John Floyd

Personal information
- Full name: JohnFloyd
- Born: 23 September 1950 (age 74) Sydney, New South Wales, Australia

Playing information
- Position: Fullback
Club
| Years | Team | Pld | T | G | FG | P |
| 1972–78 | Newtown | 112 | 29 | 0 | 0 | 87 |
| 1979 | South Sydney | 1 | 0 | 0 | 0 | 0 |
|  | Total | 113 | 29 | 0 | 0 | 87 |
- Source:

= John Floyd (rugby league) =

Australian rugby league footballer

John Floyd nicknamed Pink or Pink Floyd is an Australian former rugby league footballer who played in the 1970s for Newtown and South Sydney as a fullback in the NSWRL competition.

==Early life==
Floyd played his junior rugby league in the South Sydney district before being signed by the South Sydney.
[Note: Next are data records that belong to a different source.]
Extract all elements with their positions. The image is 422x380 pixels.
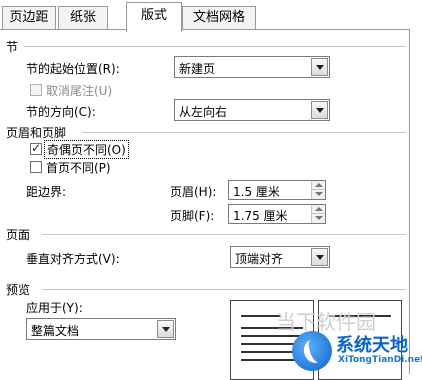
first-page-checkbox[interactable] bbox=[30, 161, 42, 173]
chevron-down-icon bbox=[311, 248, 328, 266]
header-footer-heading: 页眉和页脚 bbox=[6, 126, 67, 140]
tab-layout[interactable]: 版式 bbox=[126, 2, 182, 32]
preview-heading: 预览 bbox=[6, 283, 31, 297]
tab-paper[interactable]: 纸张 bbox=[58, 6, 108, 30]
brand-logo-icon bbox=[292, 331, 332, 371]
odd-even-label: 奇偶页不同(O) bbox=[44, 140, 129, 159]
preview-line bbox=[241, 315, 281, 317]
tab-bar: 页边距 纸张 版式 文档网格 bbox=[0, 0, 422, 32]
footer-distance-input[interactable]: 1.75 厘米 bbox=[228, 204, 326, 224]
chevron-down-icon bbox=[311, 101, 328, 119]
first-page-label: 首页不同(P) bbox=[46, 161, 111, 175]
section-direction-value: 从左向右 bbox=[179, 105, 228, 119]
apply-to-select[interactable]: 整篇文档 bbox=[26, 318, 176, 340]
section-start-label: 节的起始位置(R): bbox=[26, 62, 120, 76]
preview-divider bbox=[42, 289, 406, 290]
from-edge-label: 距边界: bbox=[26, 185, 67, 199]
header-footer-divider bbox=[82, 132, 406, 133]
odd-even-checkbox[interactable] bbox=[30, 141, 42, 155]
footer-distance-label: 页脚(F): bbox=[170, 209, 215, 223]
spin-down-icon[interactable] bbox=[311, 190, 325, 199]
section-start-select[interactable]: 新建页 bbox=[174, 56, 330, 78]
spin-down-icon[interactable] bbox=[311, 214, 325, 223]
page-divider bbox=[42, 234, 406, 235]
vertical-align-value: 顶端对齐 bbox=[235, 252, 284, 266]
header-distance-input[interactable]: 1.5 厘米 bbox=[228, 180, 326, 200]
apply-to-label: 应用于(Y): bbox=[26, 301, 83, 315]
tab-doc-grid[interactable]: 文档网格 bbox=[182, 6, 256, 30]
page-setup-dialog: 页边距 纸张 版式 文档网格 节 节的起始位置(R): 新建页 取消尾注(U) … bbox=[0, 0, 422, 380]
footer-distance-value: 1.75 厘米 bbox=[233, 209, 288, 223]
header-distance-value: 1.5 厘米 bbox=[233, 185, 280, 199]
spin-up-icon[interactable] bbox=[311, 181, 325, 190]
spin-up-icon[interactable] bbox=[311, 205, 325, 214]
tab-margins[interactable]: 页边距 bbox=[2, 6, 56, 30]
section-start-value: 新建页 bbox=[179, 62, 216, 76]
chevron-down-icon bbox=[311, 58, 328, 76]
section-heading: 节 bbox=[6, 40, 19, 54]
watermark-brand-url: XiTongTianDi.net bbox=[338, 355, 422, 365]
suppress-endnotes-label: 取消尾注(U) bbox=[46, 84, 113, 98]
section-direction-label: 节的方向(C): bbox=[26, 105, 96, 119]
section-divider bbox=[24, 46, 406, 47]
apply-to-value: 整篇文档 bbox=[31, 324, 80, 338]
section-direction-select[interactable]: 从左向右 bbox=[174, 99, 330, 121]
header-distance-label: 页眉(H): bbox=[170, 185, 217, 199]
watermark-brand: 系统天地 bbox=[336, 335, 408, 356]
vertical-align-label: 垂直对齐方式(V): bbox=[26, 252, 120, 266]
preview-line bbox=[241, 335, 303, 337]
page-heading: 页面 bbox=[6, 228, 31, 242]
chevron-down-icon bbox=[157, 320, 174, 338]
suppress-endnotes-checkbox[interactable] bbox=[30, 84, 42, 96]
vertical-align-select[interactable]: 顶端对齐 bbox=[230, 246, 330, 268]
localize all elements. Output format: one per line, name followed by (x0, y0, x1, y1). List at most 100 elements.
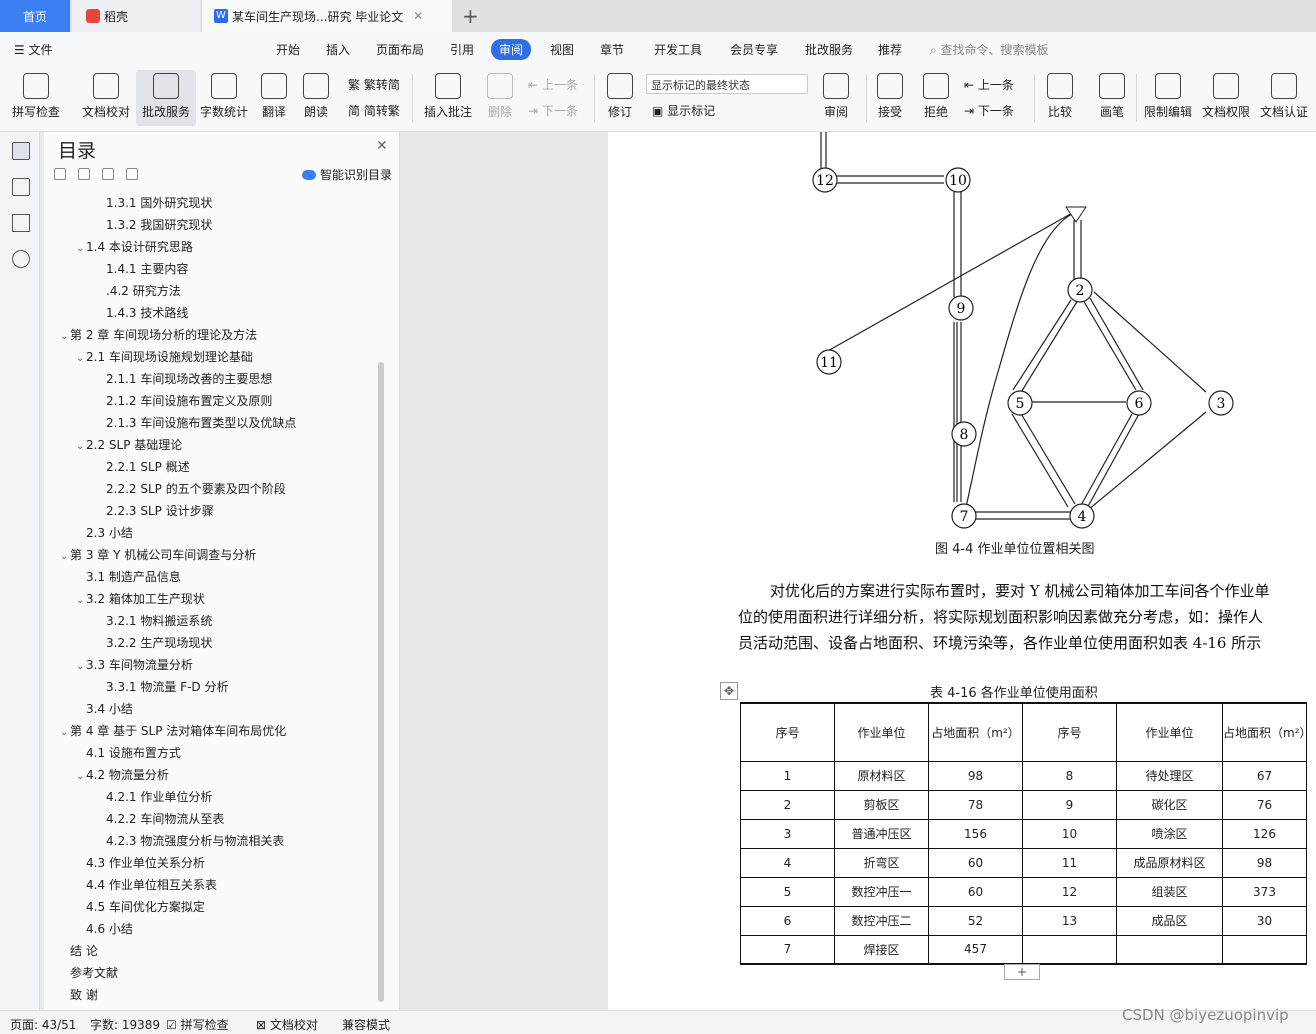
toc-item[interactable]: 3.2.1 物料搬运系统 (106, 612, 212, 629)
spell-check-status[interactable]: ☑ 拼写检查 (166, 1016, 229, 1033)
remove-heading-icon[interactable] (126, 168, 138, 180)
toc-item[interactable]: ⌄ 第 4 章 基于 SLP 法对箱体车间布局优化 (60, 722, 286, 739)
search-icon[interactable] (12, 250, 30, 268)
menu-item[interactable]: 开始 (276, 41, 300, 58)
chevron-down-icon[interactable]: ⌄ (76, 243, 86, 254)
prev-comment-button[interactable]: ⇤ 上一条 (528, 76, 578, 93)
simp-to-trad-button[interactable]: 简 简转繁 (348, 102, 400, 119)
revise-button[interactable]: 修订 (590, 70, 650, 126)
pen-button[interactable]: 画笔 (1082, 70, 1142, 126)
table-move-handle-icon[interactable]: ✥ (720, 682, 738, 700)
toc-item[interactable]: 4.4 作业单位相互关系表 (76, 876, 217, 893)
toc-item[interactable]: 2.1.1 车间现场改善的主要思想 (106, 370, 272, 387)
proofread-status[interactable]: ⊠ 文档校对 (256, 1016, 318, 1033)
menu-item[interactable]: 引用 (450, 41, 474, 58)
toc-item[interactable]: 4.3 作业单位关系分析 (76, 854, 205, 871)
toc-item[interactable]: 2.3 小结 (76, 524, 133, 541)
menu-item[interactable]: 页面布局 (376, 41, 424, 58)
tab-close-icon[interactable]: ✕ (413, 9, 423, 23)
collapse-all-icon[interactable] (54, 168, 66, 180)
menu-item[interactable]: 审阅 (491, 39, 532, 60)
toc-item[interactable]: ⌄ 第 3 章 Y 机械公司车间调查与分析 (60, 546, 256, 563)
document-permission-button[interactable]: 文档权限 (1196, 70, 1256, 126)
toc-item[interactable]: 4.2.1 作业单位分析 (106, 788, 212, 805)
toc-item[interactable]: 致 谢 (60, 986, 98, 1003)
close-icon[interactable]: ✕ (376, 138, 388, 154)
nav-panel-icon[interactable] (12, 178, 30, 196)
new-tab-icon[interactable]: + (462, 4, 479, 28)
toc-item[interactable]: 2.2.2 SLP 的五个要素及四个阶段 (106, 480, 286, 497)
trad-to-simp-button[interactable]: 繁 繁转简 (348, 76, 400, 93)
toc-item[interactable]: 4.6 小结 (76, 920, 133, 937)
review-pane-button[interactable]: 审阅 (806, 70, 866, 126)
spell-check-button[interactable]: 拼写检查 (6, 70, 66, 126)
toc-item[interactable]: 3.4 小结 (76, 700, 133, 717)
compare-button[interactable]: 比较 (1030, 70, 1090, 126)
toc-item[interactable]: ⌄ 4.2 物流量分析 (76, 766, 169, 783)
toc-item[interactable]: 3.2.2 生产现场现状 (106, 634, 212, 651)
toc-item[interactable]: 1.4.3 技术路线 (106, 304, 188, 321)
chevron-down-icon[interactable]: ⌄ (60, 727, 70, 738)
next-change-button[interactable]: ⇥ 下一条 (964, 102, 1014, 119)
chevron-down-icon[interactable]: ⌄ (76, 661, 86, 672)
chevron-down-icon[interactable]: ⌄ (76, 353, 86, 364)
tab-document[interactable]: W 某车间生产现场...研究 毕业论文 ✕ (202, 0, 452, 32)
menu-item[interactable]: 插入 (326, 41, 350, 58)
read-aloud-button[interactable]: 朗读 (286, 70, 346, 126)
document-certify-button[interactable]: 文档认证 (1254, 70, 1314, 126)
page-indicator[interactable]: 页面: 43/51 (10, 1016, 76, 1033)
markup-state-select[interactable]: 显示标记的最终状态 (646, 74, 808, 94)
toc-item[interactable]: 3.1 制造产品信息 (76, 568, 181, 585)
word-count-indicator[interactable]: 字数: 19389 (90, 1016, 160, 1033)
toc-item[interactable]: .4.2 研究方法 (106, 282, 181, 299)
toc-item[interactable]: 4.2.2 车间物流从至表 (106, 810, 224, 827)
toc-item[interactable]: 1.3.1 国外研究现状 (106, 194, 212, 211)
menu-item[interactable]: 批改服务 (805, 41, 853, 58)
chevron-down-icon[interactable]: ⌄ (76, 441, 86, 452)
toc-item[interactable]: 4.1 设施布置方式 (76, 744, 181, 761)
chevron-down-icon[interactable]: ⌄ (76, 595, 86, 606)
toc-item[interactable]: ⌄ 2.1 车间现场设施规划理论基础 (76, 348, 253, 365)
toc-panel-icon[interactable] (12, 142, 30, 160)
toc-item[interactable]: 4.5 车间优化方案拟定 (76, 898, 205, 915)
toc-scrollbar[interactable] (378, 362, 384, 1002)
add-heading-icon[interactable] (102, 168, 114, 180)
chevron-down-icon[interactable]: ⌄ (60, 551, 70, 562)
tab-daoke[interactable]: 稻壳 (72, 0, 200, 32)
show-markup-button[interactable]: ▣ 显示标记 (652, 102, 715, 119)
toc-item[interactable]: 结 论 (60, 942, 98, 959)
bookmark-icon[interactable] (12, 214, 30, 232)
next-comment-button[interactable]: ⇥ 下一条 (528, 102, 578, 119)
insert-comment-button[interactable]: 插入批注 (418, 70, 478, 126)
reject-button[interactable]: 拒绝 (906, 70, 966, 126)
toc-item[interactable]: ⌄ 3.3 车间物流量分析 (76, 656, 193, 673)
toc-item[interactable]: ⌄ 2.2 SLP 基础理论 (76, 436, 182, 453)
menu-item[interactable]: 开发工具 (654, 41, 702, 58)
add-row-button[interactable]: + (1004, 964, 1040, 980)
correction-service-button[interactable]: 批改服务 (136, 70, 196, 126)
delete-comment-button[interactable]: 删除 (470, 70, 530, 126)
restrict-editing-button[interactable]: 限制编辑 (1138, 70, 1198, 126)
file-menu[interactable]: ☰ 文件 (14, 41, 53, 58)
chevron-down-icon[interactable]: ⌄ (76, 771, 86, 782)
toc-item[interactable]: 1.3.2 我国研究现状 (106, 216, 212, 233)
smart-toc-button[interactable]: 智能识别目录 (302, 166, 392, 183)
toc-item[interactable]: 2.2.1 SLP 概述 (106, 458, 190, 475)
tab-home[interactable]: 首页 (0, 0, 70, 32)
toc-item[interactable]: 2.2.3 SLP 设计步骤 (106, 502, 214, 519)
toc-item[interactable]: ⌄ 3.2 箱体加工生产现状 (76, 590, 205, 607)
menu-item[interactable]: 会员专享 (730, 41, 778, 58)
toc-item[interactable]: ⌄ 第 2 章 车间现场分析的理论及方法 (60, 326, 257, 343)
toc-item[interactable]: 2.1.3 车间设施布置类型以及优缺点 (106, 414, 296, 431)
toc-item[interactable]: ⌄ 1.4 本设计研究思路 (76, 238, 193, 255)
toc-item[interactable]: 2.1.2 车间设施布置定义及原则 (106, 392, 272, 409)
menu-item[interactable]: 推荐 (878, 41, 902, 58)
expand-up-icon[interactable] (78, 168, 90, 180)
toc-item[interactable]: 参考文献 (60, 964, 118, 981)
menu-item[interactable]: 视图 (550, 41, 574, 58)
proofread-button[interactable]: 文档校对 (76, 70, 136, 126)
prev-change-button[interactable]: ⇤ 上一条 (964, 76, 1014, 93)
toc-item[interactable]: 4.2.3 物流强度分析与物流相关表 (106, 832, 284, 849)
search-input[interactable]: ⌕ 查找命令、搜索模板 (930, 41, 1049, 58)
toc-item[interactable]: 3.3.1 物流量 F-D 分析 (106, 678, 228, 695)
Floyd was named the Rugby League Week rookie of the year in 1971 but was cut by Souths before making his first grade debut. Floyd then signed with Newtown for the 1972 season.

==Playing career==
Floyd made his first grade debut for Newtown in 1972 and scored 9 tries for the club in his first season. In 1973, Newtown announced Jack Gibson as the club's new coach. Gibson guided Newtown to the finals in his first season at the club. Floyd played in all 3 finals games for the team as Newtown made the preliminary final until being defeated by Cronulla-Sutherland. Gibson only spent one season with Newtown and left at the end of 1973. In the following years, Newtown slid back down the ladder and in 1978 and 1979, Floyd was in the sides that finished with back to back wooden spoons.

In 1979, Floyd rejoined his boyhood club Souths but only played 1 game for the club which was against Manly-Warringah. Floyd then retired at the end of 1979.